A phase 2 clinical trial has revealed that Eli Lilly's JAK inhibitor Olumiant (baricitinib) can preserve the function of insulin-producing pancreatic beta cells in patients with type 1 diabetes, potentially transforming treatment approaches for this autoimmune condition.
The investigator-led, placebo-controlled BANDIT trial found that Olumiant, already approved for rheumatoid arthritis, significantly slowed disease progression in recently diagnosed patients. Researchers from St Vincent's Institute of Medical Research in Melbourne, Australia, described the finding as "a huge step-change" in type 1 diabetes management.
"When type 1 diabetes is first diagnosed, there is a substantial number of insulin-producing cells still present," explained Professor Thomas Kay, lead author of the study published in the New England Journal of Medicine. "We wanted to see whether we could protect further destruction of these cells by the immune system. We showed that baricitinib is safe and effective at slowing the progression of type 1 diabetes in people who have been recently diagnosed."
Trial Design and Key Findings
The BANDIT trial enrolled 91 patients with type 1 diabetes diagnosed within the previous 100 days, aged between 10 and 30 years. Participants received either Olumiant at an oral dose of 4 mg daily or a matched placebo over 48 weeks while continuing their insulin therapy.
The primary outcome measure was C-peptide level in plasma—a marker for the body's ability to produce insulin—after a test meal. After 48 weeks, the Olumiant group demonstrated significantly improved C-peptide levels, with a median of 0.65 nmol per liter per minute compared to 0.43 nmol per liter per minute in the placebo group, indicating preserved beta cell function.
Importantly, patients taking Olumiant required significantly less insulin therapy and experienced decreased blood glucose fluctuations at 12 and 24 weeks compared to the placebo group.
Professor Helen Thomas, preclinical lead on the trial, expressed optimism: "We are very optimistic that this treatment will become clinically available. We believe it shows promise as a fundamental improvement in the ability to control type 1 diabetes."
The Burden of Type 1 Diabetes
Type 1 diabetes affects millions worldwide and requires lifelong insulin therapy. While insulin injections are life-saving, they can be hazardous if improperly dosed and place considerable burden on patients and caregivers. The disease occurs when the immune system mistakenly attacks and destroys insulin-producing beta cells in the pancreas, leading to elevated blood glucose levels and potential complications.
Olumiant is thought to work by reducing the immune system's attack on beta cells with a single daily oral dose, potentially delaying the need for insulin injections or reducing required doses.
TYK2 Inhibition: Another Promising Approach
In parallel research, scientists at Indiana University School of Medicine and international collaborators have identified another potential therapeutic target for type 1 diabetes: the tyrosine kinase 2 (TYK2) protein.
Their laboratory studies using human cells and mouse models demonstrated that blocking inflammation signaling through TYK2 reduced harmful inflammation in the pancreas. This approach showed a dual benefit—protecting beta cells while simultaneously reducing immune system attacks.

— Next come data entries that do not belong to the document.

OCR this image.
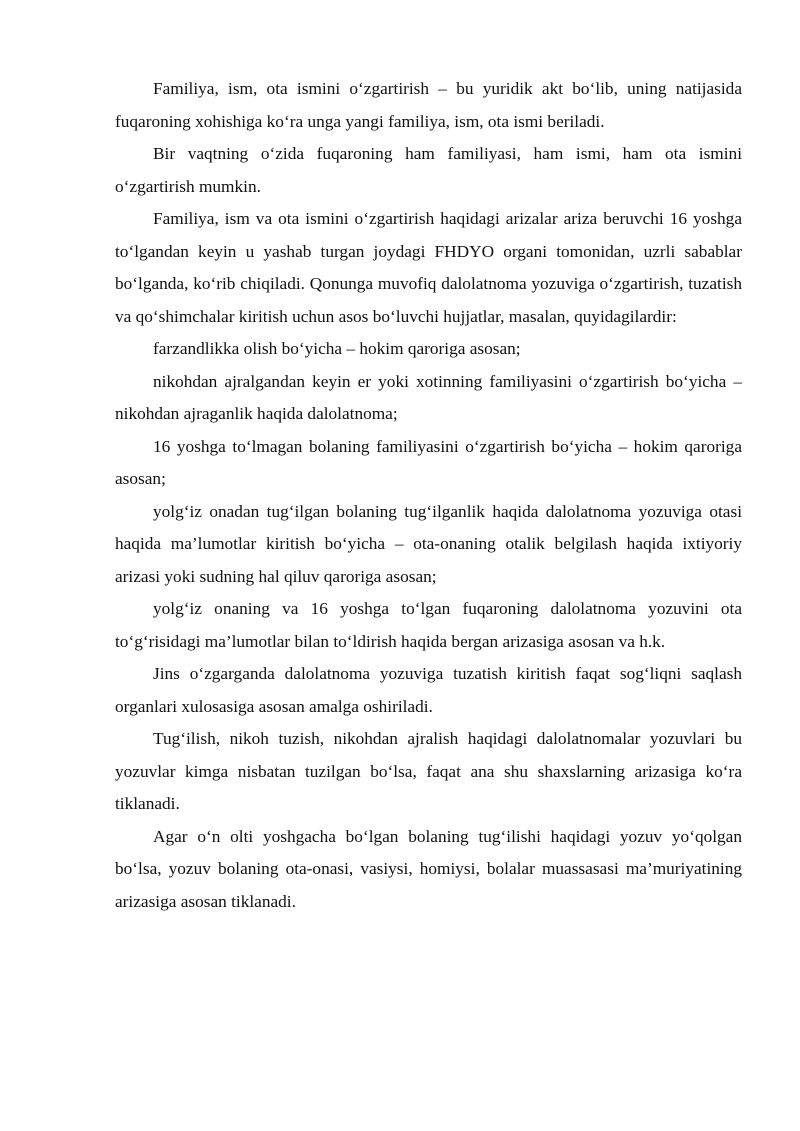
Familiya, ism, ota ismini o‘zgartirish – bu yuridik akt bo‘lib, uning natijasida fuqaroning xohishiga ko‘ra unga yangi familiya, ism, ota ismi beriladi.

Bir vaqtning o‘zida fuqaroning ham familiyasi, ham ismi, ham ota ismini o‘zgartirish mumkin.

Familiya, ism va ota ismini o‘zgartirish haqidagi arizalar ariza beruvchi 16 yoshga to‘lgandan keyin u yashab turgan joydagi FHDYO organi tomonidan, uzrli sabablar bo‘lganda, ko‘rib chiqiladi. Qonunga muvofiq dalolatnoma yozuviga o‘zgartirish, tuzatish va qo‘shimchalar kiritish uchun asos bo‘luvchi hujjatlar, masalan, quyidagilardir:

farzandlikka olish bo‘yicha – hokim qarorig‌a asosan;

nikohdan ajralgandan keyin er yoki xotinning familiyasini o‘zgartirish bo‘yicha – nikohdan ajraganlik haqida dalolatnoma;

16 yoshga to‘lmagan bolaning familiyasini o‘zgartirish bo‘yicha – hokim qaroriga asosan;

yolg‘iz onadan tug‘ilgan bolaning tug‘ilganlik haqida dalolatnoma yozuviga otasi haqida ma’lumotlar kiritish bo‘yicha – ota-onaning otalik belgilash haqida ixtiyoriy arizasi yoki sudning hal qiluv qaroriga asosan;

yolg‘iz onaning va 16 yoshga to‘lgan fuqaroning dalolatnoma yozuvini ota to‘g‘risidagi ma’lumotlar bilan to‘ldirish haqida bergan arizasiga asosan va h.k.

Jins o‘zgarganda dalolatnoma yozuviga tuzatish kiritish faqat sog‘liqni saqlash organlari xulosasiga asosan amalga oshiriladi.

Tug‘ilish, nikoh tuzish, nikohdan ajralish haqidagi dalolatnomalar yozuvlari bu yozuvlar kimga nisbatan tuzilgan bo‘lsa, faqat ana shu shaxslarning arizasiga ko‘ra tiklanadi.

Agar o‘n olti yoshgacha bo‘lgan bolaning tug‘ilishi haqidagi yozuv yo‘qolgan bo‘lsa, yozuv bolaning ota-onasi, vasiysi, homiysi, bolalar muassasasi ma’muriyatining arizasiga asosan tiklanadi.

"Our study showed that targeting TYK2 could be a powerful way to protect insulin-producing beta cells while calming inflammation in the immune system at the same time," said Dr. Carmella Evans-Molina, director of the Indiana Diabetes Research Center and co-author of the study published in eBioMedicine.
This finding is particularly promising because a TYK2 inhibitor is already FDA-approved for treating psoriasis, potentially accelerating the pathway to clinical trials for type 1 diabetes.

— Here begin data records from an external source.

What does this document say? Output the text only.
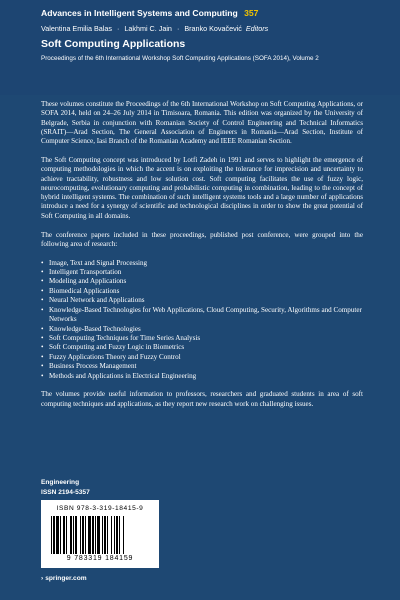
Advances in Intelligent Systems and Computing 357
Valentina Emilia Balas · Lakhmi C. Jain · Branko Kovačević Editors
Soft Computing Applications
Proceedings of the 6th International Workshop Soft Computing Applications (SOFA 2014), Volume 2

These volumes constitute the Proceedings of the 6th International Workshop on Soft Computing Applications, or SOFA 2014, held on 24–26 July 2014 in Timisoara, Romania. This edition was organized by the University of Belgrade, Serbia in conjunction with Romanian Society of Control Engineering and Technical Informatics (SRAIT)—Arad Section, The General Association of Engineers in Romania—Arad Section, Institute of Computer Science, Iasi Branch of the Romanian Academy and IEEE Romanian Section.

The Soft Computing concept was introduced by Lotfi Zadeh in 1991 and serves to highlight the emergence of computing methodologies in which the accent is on exploiting the tolerance for imprecision and uncertainty to achieve tractability, robustness and low solution cost. Soft computing facilitates the use of fuzzy logic, neurocomputing, evolutionary computing and probabilistic computing in combination, leading to the concept of hybrid intelligent systems. The combination of such intelligent systems tools and a large number of applications introduce a need for a synergy of scientific and technological disciplines in order to show the great potential of Soft Computing in all domains.

The conference papers included in these proceedings, published post conference, were grouped into the following area of research:

• Image, Text and Signal Processing
• Intelligent Transportation
• Modeling and Applications
• Biomedical Applications
• Neural Network and Applications
• Knowledge-Based Technologies for Web Applications, Cloud Computing, Security, Algorithms and Computer Networks
• Knowledge-Based Technologies
• Soft Computing Techniques for Time Series Analysis
• Soft Computing and Fuzzy Logic in Biometrics
• Fuzzy Applications Theory and Fuzzy Control
• Business Process Management
• Methods and Applications in Electrical Engineering

The volumes provide useful information to professors, researchers and graduated students in area of soft computing techniques and applications, as they report new research work on challenging issues.

Engineering
ISSN 2194-5357
ISBN 978-3-319-18415-9
9 783319 184159
› springer.com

Genetic Evidence Supporting New Approaches
Previous genetic studies have shown that individuals with naturally lower TYK2 activity are less likely to develop type 1 diabetes, lending further support to this therapeutic approach.

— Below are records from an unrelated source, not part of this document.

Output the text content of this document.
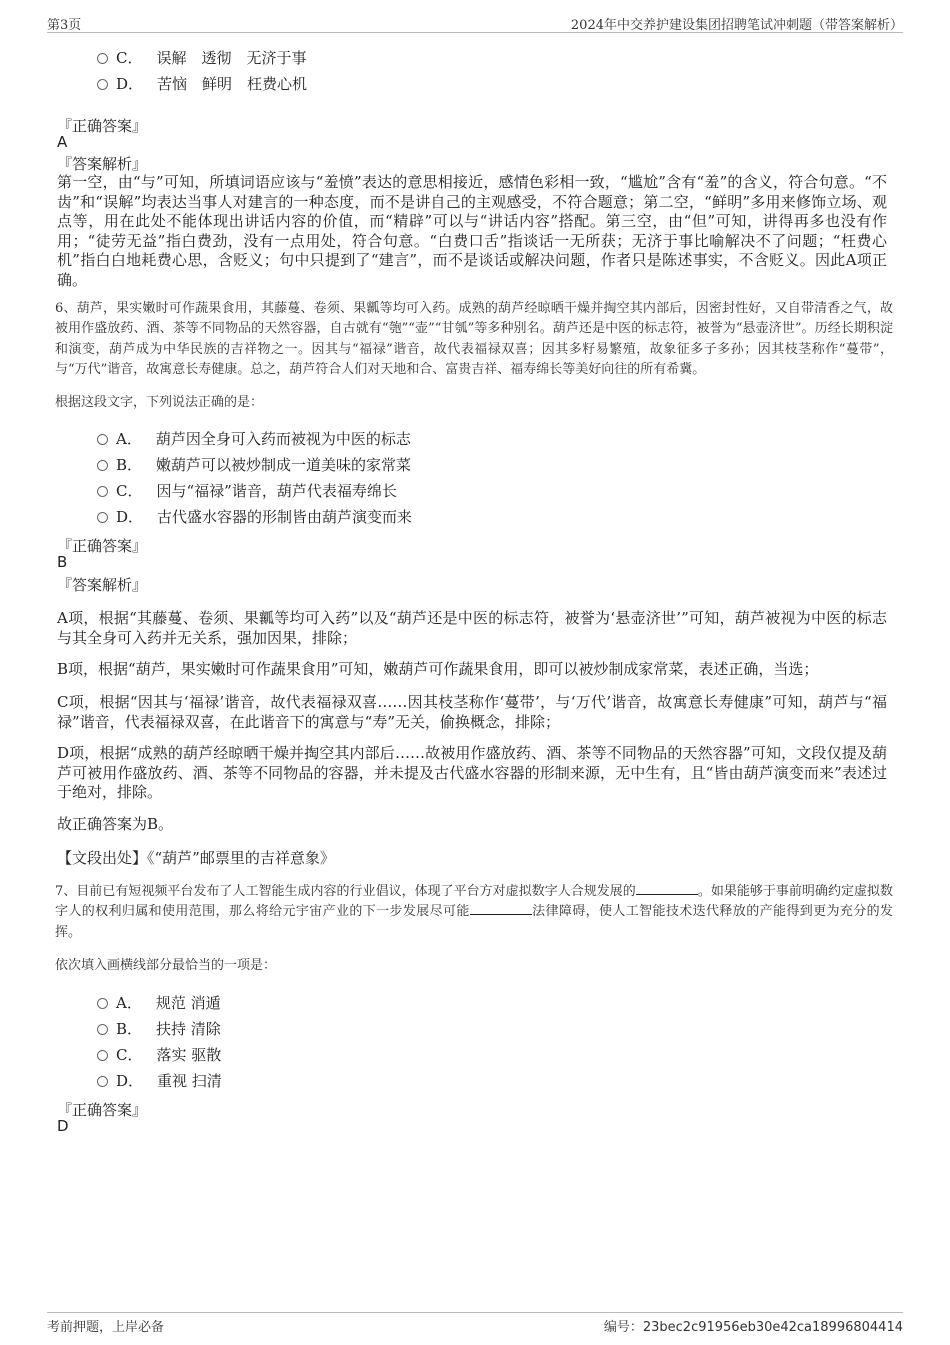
第3页	2024年中交养护建设集团招聘笔试冲刺题（带答案解析）
C． 误解　透彻　无济于事
D． 苦恼　鲜明　枉费心机
『正确答案』
A
『答案解析』
第一空，由“与”可知，所填词语应该与“羞愤”表达的意思相接近，感情色彩相一致，“尴尬”含有“羞”的含义，符合句意。“不齿”和“误解”均表达当事人对建言的一种态度，而不是讲自己的主观感受，不符合题意；第二空，“鲜明”多用来修饰立场、观点等，用在此处不能体现出讲话内容的价值，而“精辟”可以与“讲话内容”搭配。第三空，由“但”可知，讲得再多也没有作用；“徒劳无益”指白费劲，没有一点用处，符合句意。“白费口舌”指谈话一无所获；无济于事比喻解决不了问题；“枉费心机”指白白地耗费心思，含贬义；句中只提到了“建言”，而不是谈话或解决问题，作者只是陈述事实，不含贬义。因此A项正确。
6、葫芦，果实嫩时可作蔬果食用，其藤蔓、卷须、果瓤等均可入药。成熟的葫芦经晾晒干燥并掏空其内部后，因密封性好，又自带清香之气，故被用作盛放药、酒、茶等不同物品的天然容器，自古就有“匏”“壶”“甘瓠”等多种别名。葫芦还是中医的标志符，被誉为“悬壶济世”。历经长期积淀和演变，葫芦成为中华民族的吉祥物之一。因其与“福禄”谐音，故代表福禄双喜；因其多籽易繁殖，故象征多子多孙；因其枝茎称作“蔓带”，与“万代”谐音，故寓意长寿健康。总之，葫芦符合人们对天地和合、富贵吉祥、福寿绵长等美好向往的所有希冀。
根据这段文字，下列说法正确的是：
A． 葫芦因全身可入药而被视为中医的标志
B． 嫩葫芦可以被炒制成一道美味的家常菜
C． 因与“福禄”谐音，葫芦代表福寿绵长
D． 古代盛水容器的形制皆由葫芦演变而来
『正确答案』
B
『答案解析』
A项，根据“其藤蔓、卷须、果瓤等均可入药”以及“葫芦还是中医的标志符，被誉为‘悬壶济世’”可知，葫芦被视为中医的标志与其全身可入药并无关系，强加因果，排除；
B项，根据“葫芦，果实嫩时可作蔬果食用”可知，嫩葫芦可作蔬果食用，即可以被炒制成家常菜，表述正确，当选；
C项，根据“因其与‘福禄’谐音，故代表福禄双喜……因其枝茎称作‘蔓带’，与‘万代’谐音，故寓意长寿健康”可知，葫芦与“福禄”谐音，代表福禄双喜，在此谐音下的寓意与“寿”无关，偷换概念，排除；
D项，根据“成熟的葫芦经晾晒干燥并掏空其内部后……故被用作盛放药、酒、茶等不同物品的天然容器”可知，文段仅提及葫芦可被用作盛放药、酒、茶等不同物品的容器，并未提及古代盛水容器的形制来源，无中生有，且“皆由葫芦演变而来”表述过于绝对，排除。
故正确答案为B。
【文段出处】《“葫芦”邮票里的吉祥意象》
7、目前已有短视频平台发布了人工智能生成内容的行业倡议，体现了平台方对虚拟数字人合规发展的	。如果能够于事前明确约定虚拟数字人的权利归属和使用范围，那么将给元宇宙产业的下一步发展尽可能	法律障碍，使人工智能技术迭代释放的产能得到更为充分的发挥。
依次填入画横线部分最恰当的一项是：
A． 规范 消遁
B． 扶持 清除
C． 落实 驱散
D． 重视 扫清
『正确答案』
D
考前押题，上岸必备	编号：23bec2c91956eb30e42ca18996804414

"Our preclinical models suggest that the treatment might work in people as well," said Dr. Farooq Syed, lead author of the TYK2 study. "The next step is to initiate translational studies to evaluate the impact of TYK2 inhibition alone or in combination with other already approved drugs in individuals at-risk or with recent onset Type 1 diabetes."
Future Directions
Both research teams are optimistic about the clinical potential of their findings. The BANDIT trial results with Olumiant and the preclinical evidence for TYK2 inhibition represent significant advances in the quest to develop treatments that address the underlying autoimmune mechanisms of type 1 diabetes rather than simply managing symptoms.
These developments could eventually lead to combination therapies that target multiple aspects of the disease process, potentially preserving beta cell function for longer periods and reducing dependence on exogenous insulin.
As these promising approaches move toward clinical application, they offer hope for improved quality of life and better long-term outcomes for the millions of people living with type 1 diabetes worldwide.